With more than 130,000 square feet, Barbara and Jack Davis Hall will be home to departments and centers now scattered among several UB buildings, including computer science and engineering; electrical engineering; the Center of Excellence in Document Analysis and Recognition (CEDAR); and the Center for Unified Biometrics and Sensors (CUBS). The new building will feature five signature spaces, several of which already have been funded by generous donors:
- The Bansal Atrium—Funded through a gift from loyal UB friends and business acquaintances Ravinder K. Bansal, PhD, and his wife, Pratibha Bansal, MD, the first-floor atrium will serve as a central entrance to welcome all visitors: students, faculty, staff and friends. The light-filled space also will be used for special events.
- The Electrical Engineering Clean Room—This 5,000-square-foot room will allow for the intricate work of fabricating nanodevices. Within this highly controlled atmosphere, pollutants and airborne particles are minimized through an extensive filtration system. "Vibration-free" facilities will allow faculty researchers to conduct the sensitive measurements needed for nanotechnology research.
- The Agrusa Auditorium—A gift from UB alumni Russ and Paula Agrusa will fund this technologically advanced, first-floor cybertorium, to be equipped with sophisticated communication devices to accommodate interactive classes, multimedia presentations and video conferences. Session leaders may access communications that can be shared through a rear-projection screen and sound system.
- The Stevens Courtyard—Engineering alumnus and business owner Scott Stevens and his wife, Colleen, named this picturesque courtyard through a significant gift. Adjacent to the new building, it will provide a natural outdoor setting to be enjoyed by students, faculty and all visitors to the new UB Engineering site.
- The Smart Room—The concept of "smart" logic will be showcased in this computer science laboratory that exhibits intelligent behavior and the capability of understanding spoken languages. The advanced learning environment will include technologies-sensors, computers and wireless communications-that incorporate security and safety. Smart technologies have current and future real-world applications in homes, hospitals, assisted-living communities, airports and battlefields.
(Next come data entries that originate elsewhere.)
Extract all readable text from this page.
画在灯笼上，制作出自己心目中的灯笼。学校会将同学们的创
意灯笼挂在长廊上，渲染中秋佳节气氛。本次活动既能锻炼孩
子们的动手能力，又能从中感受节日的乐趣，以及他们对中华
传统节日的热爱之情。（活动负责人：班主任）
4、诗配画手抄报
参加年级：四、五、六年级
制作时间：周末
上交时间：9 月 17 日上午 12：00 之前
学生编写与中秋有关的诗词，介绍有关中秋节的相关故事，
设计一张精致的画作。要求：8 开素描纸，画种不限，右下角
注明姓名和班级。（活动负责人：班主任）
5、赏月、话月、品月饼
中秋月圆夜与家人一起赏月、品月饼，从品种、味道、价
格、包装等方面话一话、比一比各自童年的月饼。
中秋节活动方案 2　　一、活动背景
The state-of-the-art facility being built by Turner Construction features numerous sustainable building strategies, qualifying it for Leadership in Energy and Environmental Design (LEED) gold certification. It will enable UB Engineering to take engineering education into the next century, with updated classrooms and laboratories that support instruction and research in nanotechnology, pattern recognition and bio-based security systems. Total costs of the building are estimated at $75 million; New York State has provided $49.6 million of that amount.